Aside from these religious buildings, there was, of course, civic architecture which varied and
changed with the culture prevalent in the region. Cities ranged from organic settlements such
as Bhir to the more rigid and planned settlements like Sirsukh. The older cities developed
organically while the newer ones seem to be very directly inspired by the Hippodamian
layout which surfaces later in the 1st century BCE. Shops, promenades, palaces, temples,
sundials, hovels, huts, villas, insulae, pavilions, streets, roads, watchtowers, gates, and
fortification walls, all form part of the urban fabric which is true of most ancient cities as
well.
Although the religious landscape was dominated by the Buddhist faith, there is nonetheless
ample evidence of other faiths intermingling and thriving in the social fabric such

27
as Jainism, Zoroastrianism, and early Hinduism amongst others. The temple at Jandial is said
to be Zoroastrian in nature whereas a Jain temple and a temple of the Sun is in evidence on
the main street of Sirkap city along with various stupas.

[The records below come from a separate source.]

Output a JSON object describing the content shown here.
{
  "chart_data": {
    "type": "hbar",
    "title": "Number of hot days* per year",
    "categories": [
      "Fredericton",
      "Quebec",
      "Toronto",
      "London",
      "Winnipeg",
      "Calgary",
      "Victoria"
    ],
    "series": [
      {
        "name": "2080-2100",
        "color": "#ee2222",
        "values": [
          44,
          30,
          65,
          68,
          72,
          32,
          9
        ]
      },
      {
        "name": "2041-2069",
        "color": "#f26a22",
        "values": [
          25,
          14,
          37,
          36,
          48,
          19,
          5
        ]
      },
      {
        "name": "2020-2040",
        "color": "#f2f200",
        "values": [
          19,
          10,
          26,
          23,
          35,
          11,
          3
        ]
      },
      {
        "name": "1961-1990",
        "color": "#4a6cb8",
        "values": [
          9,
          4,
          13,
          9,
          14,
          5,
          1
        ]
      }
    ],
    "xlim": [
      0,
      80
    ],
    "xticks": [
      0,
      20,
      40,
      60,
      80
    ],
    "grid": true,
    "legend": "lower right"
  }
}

Double-Headed Eagle Stupa/Muhammad Bin Naveed (CC BY-NC-SA)

One of the most well-known remains is the Double-Headed Eagle stupa in Sirkap which
contains its namesake motif of the double-headed eagle affixed on three different types of
decorative arches namely the classical Greek, Persian, and Indian style of arch. This shows
the degree of mixing of cultures in the region which we can deduct from the archaeological
remains.

Daily life in the cities of Gandhara was very well-developed, and due to its favorable location
between India, Persia, and China, it constantly saw invaders, traders, pilgrims, monks, and
travelers cross through its lands. Westwards from India or eastwards from Persia, the route
through the region of Gandhara made it the center of every traveler's route. This is the same
route through which Islam entered the region and probably struck the final nail in the coffin
of Buddhism in the area. In fact, the same route would be used for centuries even after
Gandhara collapsed until the Age of Discovery.

The riches of Gandhara, although well known to treasure hunters for centuries, would not be
discovered again until the era of British colonial rule in the Indian subcontinent, when the
artistic traditions of this lost civilization were rediscovered and brought to light in the late
19th and throughout the 20th centuries CE.